Immunoprecipitation

Abstract

Immunoprecipitation allows the investigator to detect and quantitate antigens in a mixture of proteins or characterize a specific antibody response to already well-characterized proteins. Addition of antibodies to proteins, usually radiolabeled, allows formation of antigen-antibody complexes. After separation from contaminating proteins, the complexes are disassociated and the proteins of interest are separated by sodium dodecyl sulphate-polyacrylamide gel electrophoresis (SDS-PAGE). Size and quantity of proteins may then be analyzed either by autoradiography or a gel scanning procedure. Immunoprecipitation is extremely sensitive and may detect very small amounts of radiolabeled protein (detection level ~100 pg protein or 100 cpm/protein).

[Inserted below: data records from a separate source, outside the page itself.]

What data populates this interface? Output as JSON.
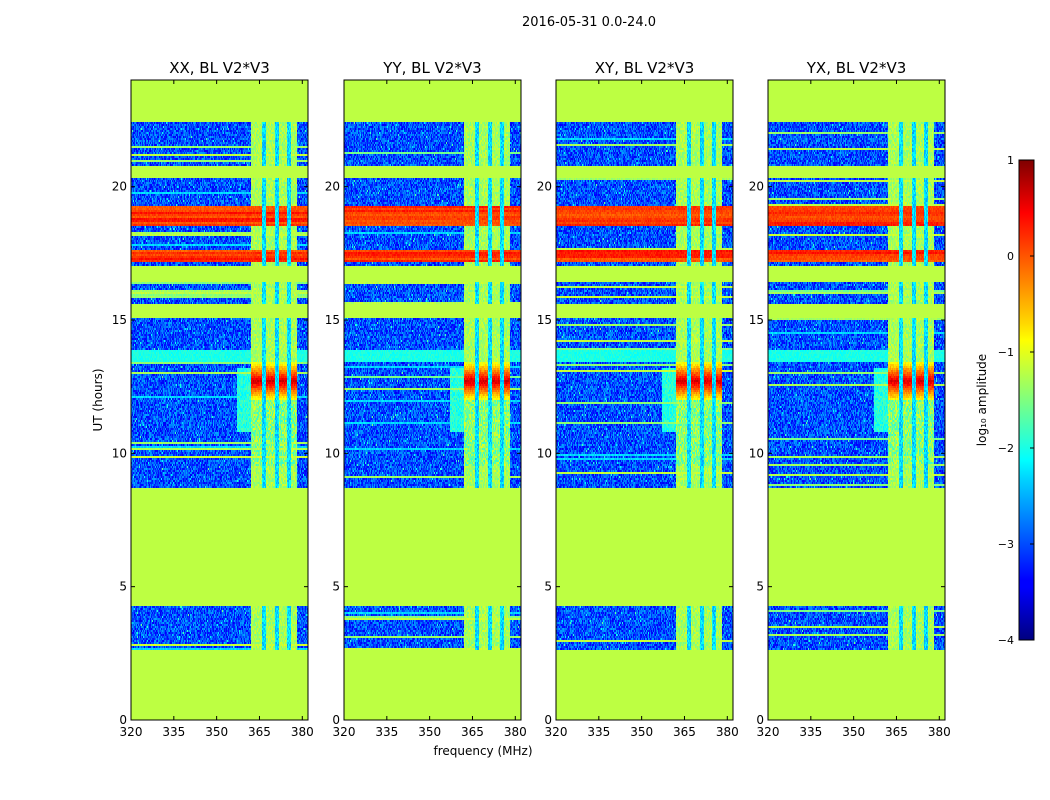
{
  "figure": {
    "suptitle": "2016-05-31 0.0-24.0"
  },
  "chart_data": {
    "type": "heatmap",
    "colormap": "jet",
    "title": "2016-05-31 0.0-24.0",
    "xlabel": "frequency (MHz)",
    "ylabel": "UT (hours)",
    "xlim": [
      320,
      382
    ],
    "ylim": [
      0,
      24
    ],
    "xticks": [
      "320",
      "335",
      "350",
      "365",
      "380"
    ],
    "yticks": [
      "0",
      "5",
      "10",
      "15",
      "20"
    ],
    "colorbar": {
      "label": "log₁₀ amplitude",
      "range": [
        -4,
        1
      ],
      "ticks": [
        "1",
        "0",
        "−1",
        "−2",
        "−3",
        "−4"
      ]
    },
    "panels": [
      {
        "title": "XX, BL V2*V3",
        "polarization": "XX",
        "band_hot_level": 1.0
      },
      {
        "title": "YY, BL V2*V3",
        "polarization": "YY",
        "band_hot_level": 1.0
      },
      {
        "title": "XY, BL V2*V3",
        "polarization": "XY",
        "band_hot_level": 0.95
      },
      {
        "title": "YX, BL V2*V3",
        "polarization": "YX",
        "band_hot_level": 0.9
      }
    ],
    "data_blocks_ut": [
      [
        2.6,
        4.3
      ],
      [
        8.7,
        15.1
      ],
      [
        15.6,
        16.4
      ],
      [
        17.0,
        20.3
      ],
      [
        20.8,
        22.4
      ]
    ],
    "flagged_ut": [
      [
        0,
        2.6
      ],
      [
        4.3,
        8.7
      ],
      [
        15.1,
        15.6
      ],
      [
        16.4,
        17.0
      ],
      [
        20.3,
        20.8
      ],
      [
        22.4,
        24.0
      ]
    ],
    "flag_value_log10": -1.2,
    "background_value_log10": -3.0,
    "strong_rfi_ut": [
      [
        17.2,
        17.6
      ],
      [
        18.5,
        19.3
      ]
    ],
    "signal_band_mhz": [
      362,
      378
    ],
    "peak_ut": [
      12.0,
      13.4
    ]
  }
}
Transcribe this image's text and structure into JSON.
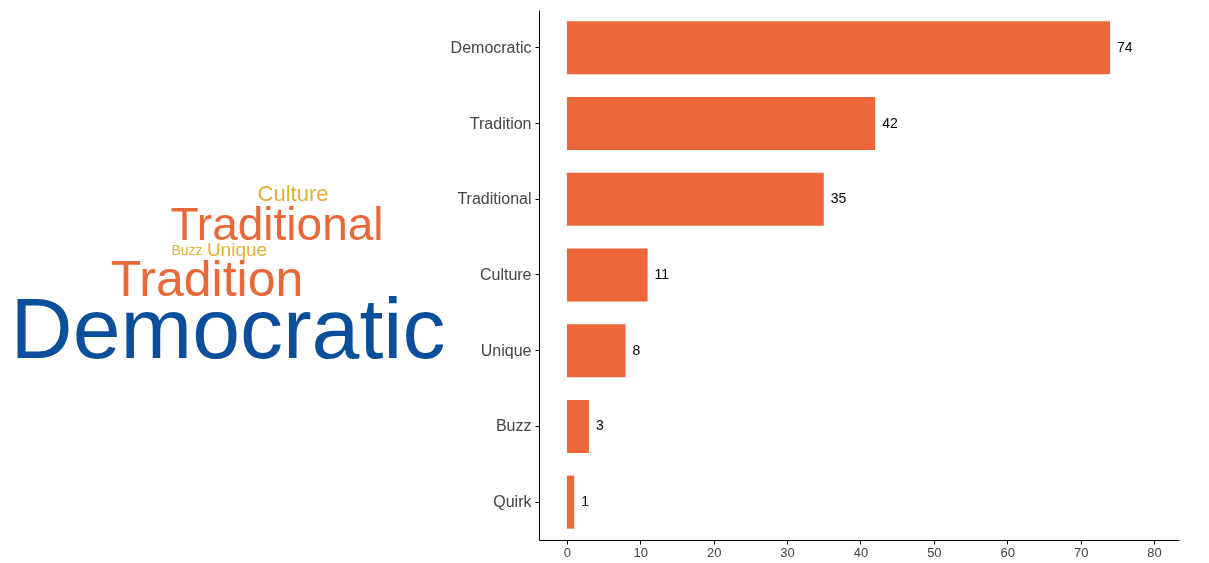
{
  "chart_data": [
    {
      "type": "other",
      "categories": [
        "Democratic",
        "Tradition",
        "Traditional",
        "Culture",
        "Unique",
        "Buzz"
      ],
      "colors": [
        "#0b4f9c",
        "#e8683a",
        "#e8683a",
        "#e0b030",
        "#e0b030",
        "#e0b030"
      ]
    },
    {
      "type": "bar",
      "orientation": "horizontal",
      "categories": [
        "Democratic",
        "Tradition",
        "Traditional",
        "Culture",
        "Unique",
        "Buzz",
        "Quirk"
      ],
      "values": [
        74,
        42,
        35,
        11,
        8,
        3,
        1
      ],
      "color": "#ec683b",
      "xlim": [
        -3.8,
        83.4
      ],
      "xticks": [
        0,
        10,
        20,
        30,
        40,
        50,
        60,
        70,
        80
      ],
      "grid": false,
      "data_labels": true
    }
  ]
}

Unlabeled proteins may be used if other sensitive detection methods are utilized, e.g., enzymatic activity assays or Western blotting. The advantage of the immunoprecipitation technique vs immunoblotting is the possibility to analyze the immune response to proteins expressed in their native conformation. Radioimmunoprecipitation assay (RIPA) is used routinely for the detection of viral proteins, characterization of monoclonal and polyclonal antibody preparations, and determination of the specificity of the immune response to various pathogens (1-3).